Undersea robots have sheared off the oil pipe responsible for leaking millions of litres of crude oil into the Gulf of Mexico, raising hopes that the gushing well can be capped to bring the leak under control in coming days.
Tony Hayward, BP's chief executive, said on Thursday severing the pipe was an "important milestone" in efforts to plug the leak, which has wreaked environmental damage throughout the gulf.
"We have cleared the riser from the top of the wellhead and the team is working to complete the cleanup operation before we put the cap on top of the well," Hayward said.
The next step in the latest attempt to bring the gushing oil under control will be to position a containment cap over the riser pipe that will funnel some of the leaking oil to the surface.
The news came as the White House said it will send the energy giant an initial bill of $69 million to pay for the damage caused by the leak, and subsequent clean-up efforts.
Hayward said BP is committed to cleaning up the spill, the largest in US history. "We will meet our obligations to all stakeholders," he said.
Retired Coast Guard Admiral Thad Allen, the US disaster response chief, called the underwater developments a "significant step forward."
On Wednesday, the giant oil slick was spotted a matter of miles from the pristine tourist beaches of the Florida coast, prompting fears that it will wash ashore in a fourth US state.
So far more than 200km of Louisiana coast have been contaminated, triggering long-term fears for the region's already vulnerable coastal wetlands and native wildlife, including lucrative fishing grounds.

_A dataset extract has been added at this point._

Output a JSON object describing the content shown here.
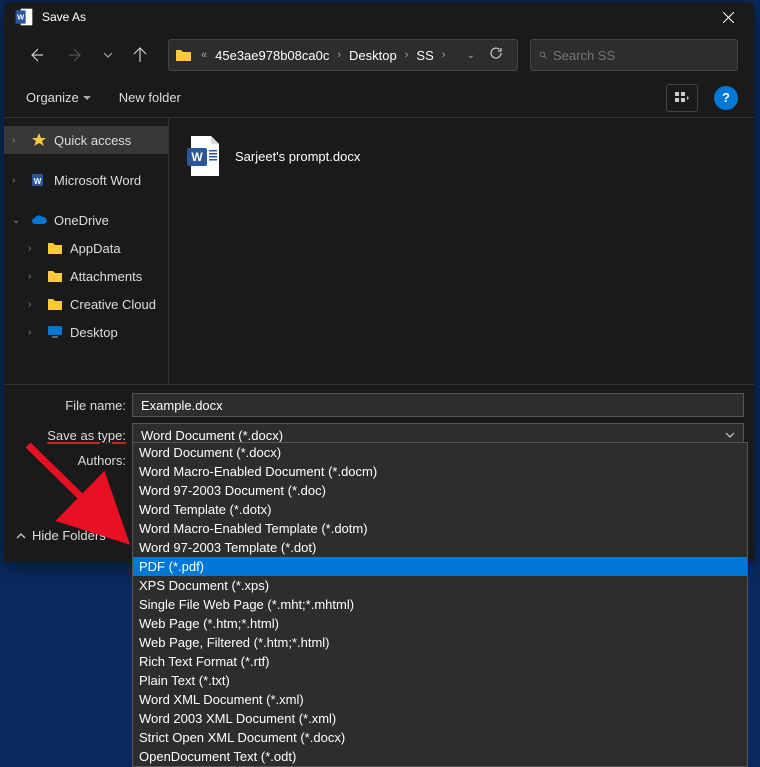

Scientists from the University of Miami released a study on Wednesday showing the oil slick's surface area had expanded to cover 24,435km sq of the Gulf - triple the size of satellite imagery from May 1.
Experts say the best chance of stopping the leak once and for all remains the drilling of a relief well, but that is still at least two months from completion.

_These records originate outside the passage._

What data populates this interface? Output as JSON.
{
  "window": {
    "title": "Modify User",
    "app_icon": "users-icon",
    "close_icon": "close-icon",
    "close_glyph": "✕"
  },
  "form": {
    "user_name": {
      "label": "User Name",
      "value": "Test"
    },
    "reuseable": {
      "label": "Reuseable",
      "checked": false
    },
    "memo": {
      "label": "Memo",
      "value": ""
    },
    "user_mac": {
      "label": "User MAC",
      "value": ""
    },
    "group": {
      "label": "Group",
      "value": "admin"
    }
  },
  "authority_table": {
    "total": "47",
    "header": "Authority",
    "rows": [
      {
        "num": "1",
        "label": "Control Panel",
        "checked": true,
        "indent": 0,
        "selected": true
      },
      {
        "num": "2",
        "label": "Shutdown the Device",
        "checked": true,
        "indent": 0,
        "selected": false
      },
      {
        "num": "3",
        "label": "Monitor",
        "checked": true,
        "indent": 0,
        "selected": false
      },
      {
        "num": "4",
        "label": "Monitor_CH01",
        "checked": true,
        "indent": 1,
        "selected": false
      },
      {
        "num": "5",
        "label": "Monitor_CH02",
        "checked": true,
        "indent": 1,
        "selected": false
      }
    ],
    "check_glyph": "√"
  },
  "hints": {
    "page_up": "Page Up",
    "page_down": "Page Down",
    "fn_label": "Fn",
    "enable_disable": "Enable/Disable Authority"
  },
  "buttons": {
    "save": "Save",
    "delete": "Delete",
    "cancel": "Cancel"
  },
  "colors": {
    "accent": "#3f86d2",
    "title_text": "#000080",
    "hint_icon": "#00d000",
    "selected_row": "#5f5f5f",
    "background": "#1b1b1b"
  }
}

The US government, which has launched a criminal investigation into the disaster, has estimated the flow of oil to be around 12,000 to 19,000 barrels a day - meaning more than 75 million litres have poured into the Gulf since April.

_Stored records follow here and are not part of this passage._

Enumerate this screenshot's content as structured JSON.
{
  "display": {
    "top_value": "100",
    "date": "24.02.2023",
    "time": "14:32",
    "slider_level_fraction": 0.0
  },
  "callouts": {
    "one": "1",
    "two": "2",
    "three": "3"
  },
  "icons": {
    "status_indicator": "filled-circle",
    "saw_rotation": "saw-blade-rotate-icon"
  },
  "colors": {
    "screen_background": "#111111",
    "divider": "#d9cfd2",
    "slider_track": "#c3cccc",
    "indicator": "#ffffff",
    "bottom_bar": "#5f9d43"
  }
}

In a speech on Wednesday, Barack Obama, the US president, said the Gulf oil spill had highlighted the risks associated with oil drilling and called on the US to break its dependence on fossil fuels.
"An America run solely on fossil fuels should not be the vision we have for our children and grandchildren," he said at Pennsylvania's Carnegie Mellon University.
Obama said a price must be put on carbon pollution, and pledged to make a new push for the energy bill that has been stalled in the senate.
"The votes may not be there right now, but I intend to find them in the coming months," he said. The US president will visit the Gulf coast again on Friday to meet those affected by the spill, which he has called the worst environmental disaster in American history.